典礼コーナー

教区報に掲載されている典礼コーナーから転載しています。

交わりと奉仕に向けられている秘跡(叙階の秘跡・結婚の秘跡)
教区報84号より
 
 秘跡を概観するシリーズの三つ目の秘跡として、「叙階の秘跡」と「結婚の秘跡」をお届します。この二つの秘跡も、共同体の中で、御父のいつくしみの表われである「みことば」をいただき、みことばである御子と共に御父との出会いに向かう秘跡です。両秘跡とも、ことばの典礼祭儀に続いて行われるのはそのためです。
 入信の秘跡によって神の民の一員となったすべての「信者」は、キリストの祭司職に与り、福音を宣べ伝えるように呼ばれています。この祭司の民の中から、キリストの名において秘跡的に祭司としての役務を担う司教、司祭、そして共同体への奉仕のために助祭が立てられます。この司教、司祭、助祭の役務に任じる恵みを与えるのが叙階の秘跡です。

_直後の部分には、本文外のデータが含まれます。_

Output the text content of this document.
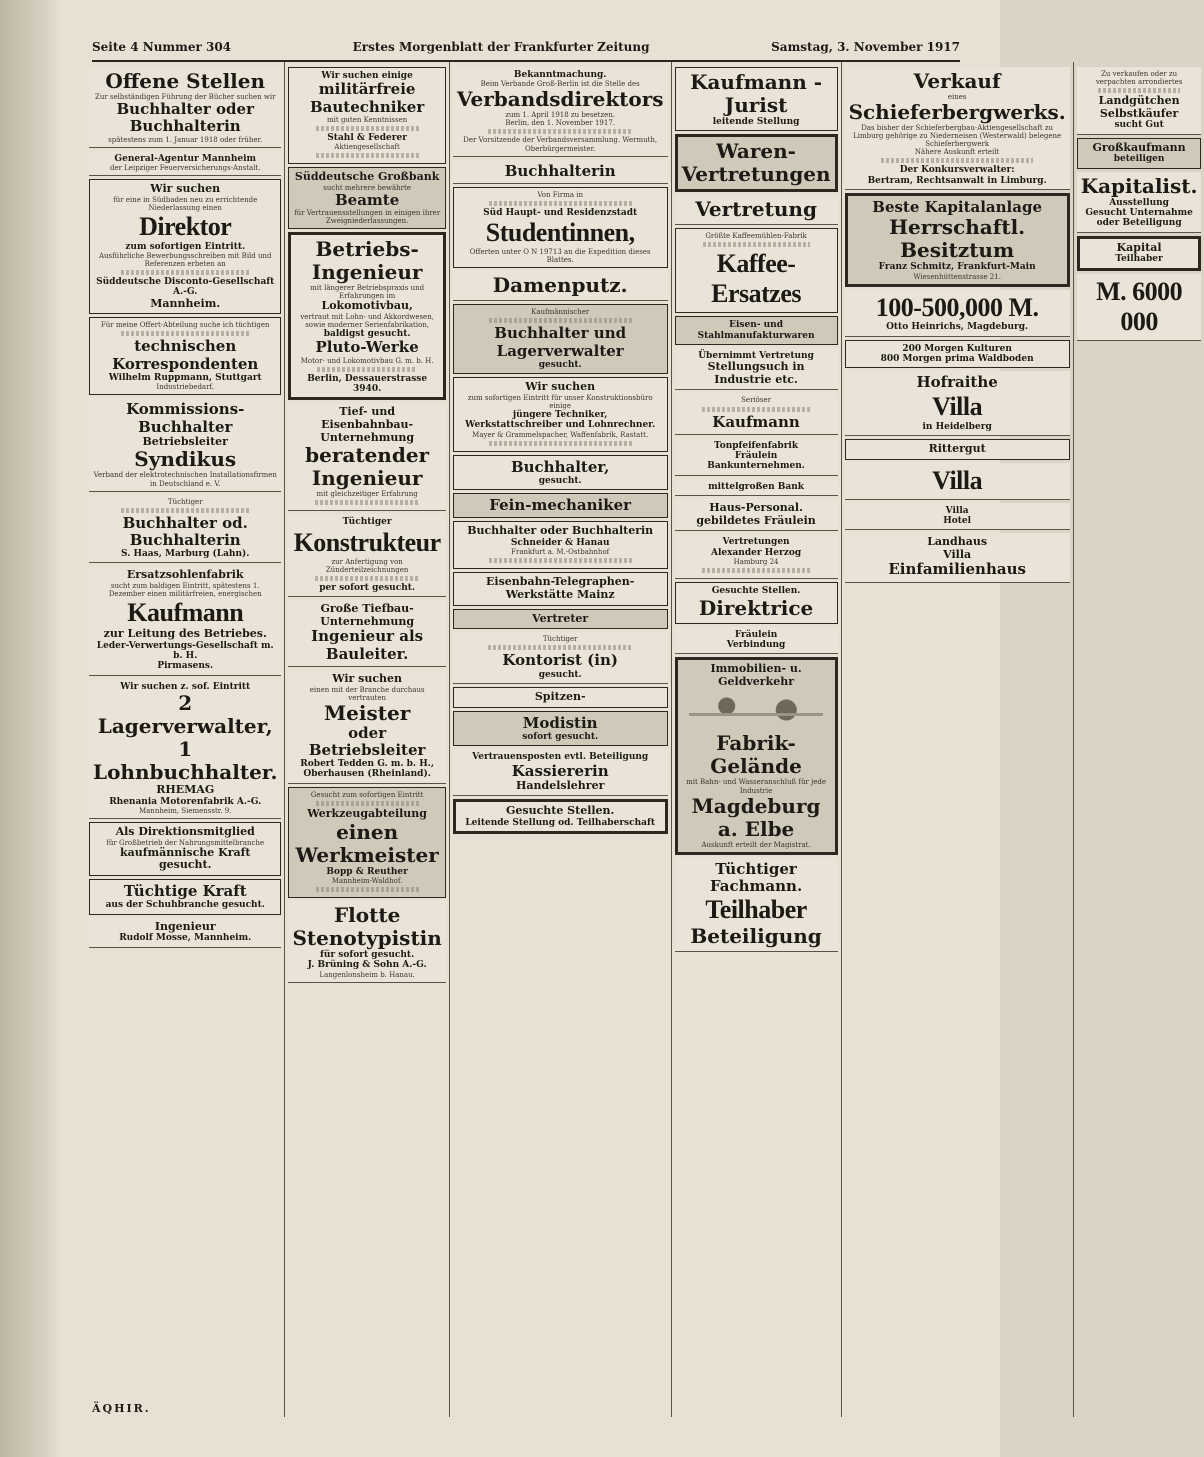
Seite 4 Nummer 304	Erstes Morgenblatt der Frankfurter Zeitung	Samstag, 3. November 1917
Offene Stellen
Zur selbständigen Führung der Bücher suchen wir
Buchhalter oder Buchhalterin
spätestens zum 1. Januar 1918 oder früher.
General-Agentur Mannheim
der Leipziger Feuerversicherungs-Anstalt.
Wir suchen
für eine in Südbaden neu zu errichtende Niederlassung einen
Direktor
zum sofortigen Eintritt.
Ausführliche Bewerbungsschreiben mit Bild und Referenzen erbeten an
Süddeutsche Disconto-Gesellschaft A.-G.
Mannheim.
Für meine Offert-Abteilung suche ich tüchtigen
technischen Korrespondenten
Wilhelm Ruppmann, Stuttgart
Industriebedarf.
Kommissions-Buchhalter
Betriebsleiter
Syndikus
Verband der elektrotechnischen Installationsfirmen in Deutschland e. V.
Tüchtiger
Buchhalter od. Buchhalterin
S. Haas, Marburg (Lahn).
Ersatzsohlenfabrik
sucht zum baldigen Eintritt, spätestens 1. Dezember einen militärfreien, energischen
Kaufmann
zur Leitung des Betriebes.
Leder-Verwertungs-Gesellschaft m. b. H.
Pirmasens.
Wir suchen z. sof. Eintritt
2 Lagerverwalter,
1 Lohnbuchhalter.
RHEMAG
Rhenania Motorenfabrik A.-G.
Mannheim, Siemensstr. 9.
Als Direktionsmitglied
für Großbetrieb der Nahrungsmittelbranche
kaufmännische Kraft gesucht.
Tüchtige Kraft
aus der Schuhbranche gesucht.
Ingenieur
Rudolf Mosse, Mannheim.
Wir suchen einige
militärfreie Bautechniker
mit guten Kenntnissen
Stahl & Federer
Aktiengesellschaft
Süddeutsche Großbank
sucht mehrere bewährte
Beamte
für Vertrauensstellungen in einigen ihrer Zweigniederlassungen.
Betriebs-Ingenieur
mit längerer Betriebspraxis und Erfahrungen im
Lokomotivbau,
vertraut mit Lohn- und Akkordwesen, sowie moderner Serienfabrikation,
baldigst gesucht.
Pluto-Werke
Motor- und Lokomotivbau G. m. b. H.
Berlin, Dessauerstrasse 3940.
Tief- und Eisenbahnbau-Unternehmung
beratender Ingenieur
mit gleichzeitiger Erfahrung
Tüchtiger
Konstrukteur
zur Anfertigung von Zünderteilzeichnungen
per sofort gesucht.
Große Tiefbau-Unternehmung
Ingenieur als Bauleiter.
Wir suchen
einen mit der Branche durchaus vertrauten
Meister
oder Betriebsleiter
Robert Tedden G. m. b. H.,
Oberhausen (Rheinland).
Gesucht zum sofortigen Eintritt
Werkzeugabteilung
einen Werkmeister
Bopp & Reuther
Mannheim-Waldhof.
Flotte Stenotypistin
für sofort gesucht.
J. Brüning & Sohn A.-G.
Langenlonsheim b. Hanau.
Bekanntmachung.
Beim Verbande Groß-Berlin ist die Stelle des
Verbandsdirektors
zum 1. April 1918 zu besetzen.
Berlin, den 1. November 1917.
Der Vorsitzende der Verbandsversammlung. Wermuth, Oberbürgermeister.
Buchhalterin
Von Firma in
Süd Haupt- und Residenzstadt
Studentinnen,
Offerten unter O N 19713 an die Expedition dieses Blattes.
Damenputz.
Kaufmännischer
Buchhalter und Lagerverwalter
gesucht.
Wir suchen
zum sofortigen Eintritt für unser Konstruktionsbüro einige
jüngere Techniker,
Werkstattschreiber und Lohnrechner.
Mayer & Grammelspacher, Waffenfabrik, Rastatt.
Buchhalter,
gesucht.
Fein-mechaniker
Buchhalter oder Buchhalterin
Schneider & Hanau
Frankfurt a. M.-Ostbahnhof
Eisenbahn-Telegraphen-Werkstätte Mainz
Vertreter
Tüchtiger
Kontorist (in)
gesucht.
Spitzen-
Modistin
sofort gesucht.
Vertrauensposten evtl. Beteiligung
Kassiererin
Handelslehrer
Gesuchte Stellen.
Leitende Stellung od. Teilhaberschaft
Kaufmann - Jurist
leitende Stellung
Waren-Vertretungen
Vertretung
Größte Kaffeemühlen-Fabrik
Kaffee-Ersatzes
Eisen- und Stahlmanufakturwaren
Übernimmt Vertretung
Stellungsuch in Industrie etc.
Seriöser
Kaufmann
Tonpfeifenfabrik
Fräulein
Bankunternehmen.
mittelgroßen Bank
Haus-Personal.
gebildetes Fräulein
Vertretungen
Alexander Herzog
Hamburg 24
Gesuchte Stellen.
Direktrice
Fräulein
Verbindung
Immobilien- u. Geldverkehr
Fabrik-Gelände
mit Bahn- und Wasseranschluß für jede Industrie
Magdeburg a. Elbe
Auskunft erteilt der Magistrat.
Tüchtiger Fachmann.
Teilhaber
Beteiligung
Verkauf
eines
Schieferbergwerks.
Das bisher der Schieferbergbau-Aktiengesellschaft zu Limburg gehörige zu Niederneisen (Westerwald) belegene Schieferbergwerk
Nähere Auskunft erteilt
Der Konkursverwalter:
Bertram, Rechtsanwalt in Limburg.
Beste Kapitalanlage
Herrschaftl. Besitztum
Franz Schmitz, Frankfurt-Main
Wiesenhüttenstrasse 21.
100-500,000 M.
Otto Heinrichs, Magdeburg.
200 Morgen Kulturen
800 Morgen prima Waldboden
Hofraithe
Villa
in Heidelberg
Rittergut
Villa
Villa
Hotel
Landhaus
Villa
Einfamilienhaus
Zu verkaufen oder zu verpachten arrondiertes
Landgütchen
Selbstkäufer
sucht Gut
Großkaufmann
beteiligen
Kapitalist.
Ausstellung
Gesucht Unternahme oder Beteiligung
Kapital
Teilhaber
M. 6000 000
ÄQHIR.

 司教、司祭、助祭の叙階式に共通しているのは、受階者の頭に司教が聖霊の働きを求めて按手し、聖別の祈りを唱える行為です。この役務はキリストから直接使徒たちに託されたものなので、とくに使徒の後継者である司教聖別の際は「最高の祭司職、聖なる役務の頂点」と呼ばれる叙階の秘跡の充満が授けられます。司教によって叙階され、司教から派遣される司祭は、司教の忠実かつ賢明な協力者として、預言者、祭司、王であるキリストの役務に参与します。この役務は、キリストが生きた愛を実践し、「仕えられるためではなく、仕えるために来た」(マタイ20・28)キリストに倣って、コムニオ(交わりの一致)を大切にしながら、民を愛し、民に仕えるキリストの使命を継続する役務なのです。
 この重要な任務を帯びた司祭職への召命は、入信の秘跡を受けて神の民となった信者の家庭の中から生まれます。キリスト者としてのコムニオと子どもの出産と養育を目指して、家族共同体を築き発展させるための恵みを与えるのが、結婚の秘跡です。
 この二つの秘跡の関わりを大切に考える教皇フランシスコは、『家族』という講話集の中で、「教会とは霊的家族であり、家庭とは小さな教会である」と述べています。神のひとり子イエスは小さな村の家庭に生まれ、そこで御父からの使命を確かめながら「知恵が増し、背丈も伸び、神と人とに愛され」(ルカ2・52)る人へと成長し、公生活に向かう準備をなさいました。
 結婚や家庭に関わる価値観が多様化している現代社会にあってわたしたちは、次世代を担う子どもたちの出産と養育という重大な使命が神から託されていることを大切にしたいと思います。子どもたちが心身ともに安らぐ場である家庭を築くために必要な「結婚」の制度を大事にしていく必要があります。
 カトリック教会は、家庭の礎を築く「結婚の秘跡」の大切さを知っているがゆえに、その準備となる「結婚講座」や手続きを重んじています。秘跡にまで高められている結婚の意義を今一度確認し、結婚生活を全うするために必要な恵みを受ける機会として活用していただけることを望みます。